Ok its a bit more settign up (but only takes 5 min a switch and I can find the commands for you if you want) and you end up with a syslog server, which belive me is a great system to have in place. not only will it alert you to port security errors, but you can also see all errors on the switchs in a central place.

Les MooreSr. Systems Engineer
Top Expert 2008
You can also try Solarwinds' switchport mapper. Great tool to have around

or.................you can turn on port security with a maximum mac address of 1 and a shutdown violation. Whatever turns off..........has a switch or a hub connected. be prepared for loss of connectivity though.


Thanks for everyones input.

This was all great input.  One peice of information i did not mention was that the majority of computers uplinked through a nortel phone meaning that the line is always active and that most have multiple mac addresses.  I also found that most of our computers keep an active link even when shutdown due to wak on lan functionality.

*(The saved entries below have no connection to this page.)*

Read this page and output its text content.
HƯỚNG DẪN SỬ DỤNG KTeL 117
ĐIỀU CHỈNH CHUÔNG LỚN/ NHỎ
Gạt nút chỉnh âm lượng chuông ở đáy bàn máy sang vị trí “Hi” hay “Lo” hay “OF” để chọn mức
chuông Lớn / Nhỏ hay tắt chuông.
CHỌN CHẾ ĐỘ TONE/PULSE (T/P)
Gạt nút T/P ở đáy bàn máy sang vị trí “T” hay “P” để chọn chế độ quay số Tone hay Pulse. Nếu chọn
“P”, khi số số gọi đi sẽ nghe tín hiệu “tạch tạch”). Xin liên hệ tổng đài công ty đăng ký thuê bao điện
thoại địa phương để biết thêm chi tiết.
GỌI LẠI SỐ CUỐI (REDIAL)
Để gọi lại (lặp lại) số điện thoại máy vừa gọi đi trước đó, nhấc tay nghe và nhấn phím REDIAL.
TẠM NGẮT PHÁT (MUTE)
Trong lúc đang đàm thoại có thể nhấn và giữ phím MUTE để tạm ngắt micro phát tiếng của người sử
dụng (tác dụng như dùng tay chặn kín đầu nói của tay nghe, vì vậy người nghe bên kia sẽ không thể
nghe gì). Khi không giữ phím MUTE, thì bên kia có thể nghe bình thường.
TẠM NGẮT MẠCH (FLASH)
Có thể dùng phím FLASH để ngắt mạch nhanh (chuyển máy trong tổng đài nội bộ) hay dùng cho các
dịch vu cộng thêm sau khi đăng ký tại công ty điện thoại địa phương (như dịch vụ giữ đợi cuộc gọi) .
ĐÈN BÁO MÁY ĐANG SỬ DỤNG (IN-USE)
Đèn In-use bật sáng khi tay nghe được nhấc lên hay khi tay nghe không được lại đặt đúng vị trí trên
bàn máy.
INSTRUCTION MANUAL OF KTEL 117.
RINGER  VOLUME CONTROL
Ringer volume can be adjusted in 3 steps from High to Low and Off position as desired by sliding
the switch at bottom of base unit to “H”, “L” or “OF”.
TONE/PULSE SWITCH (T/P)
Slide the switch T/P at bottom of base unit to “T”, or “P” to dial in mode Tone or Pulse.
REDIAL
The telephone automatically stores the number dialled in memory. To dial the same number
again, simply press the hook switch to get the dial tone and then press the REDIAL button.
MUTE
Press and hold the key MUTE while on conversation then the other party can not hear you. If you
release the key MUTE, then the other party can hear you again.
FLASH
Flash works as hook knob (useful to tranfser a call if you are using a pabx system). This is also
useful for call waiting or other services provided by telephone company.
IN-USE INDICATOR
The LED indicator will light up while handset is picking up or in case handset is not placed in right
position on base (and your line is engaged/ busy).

Bottom line is i am using a combination of almost everyones input except CCI_it because this was already stated in an earlier comment.  I ended up crawling under desks for the most part but for the mini switches that were not on documented ports i am going to look at address tables and use the link provided for mac address by vendor then maybe dot the port security method but with logging only.  

I wiil also take a look at switchport mapper as long as the trial will run in full mode for 30 days.

The next thing i will do is use BPDU gaurd to prevent this from happening again.

I will devide points up between the first five in the thread.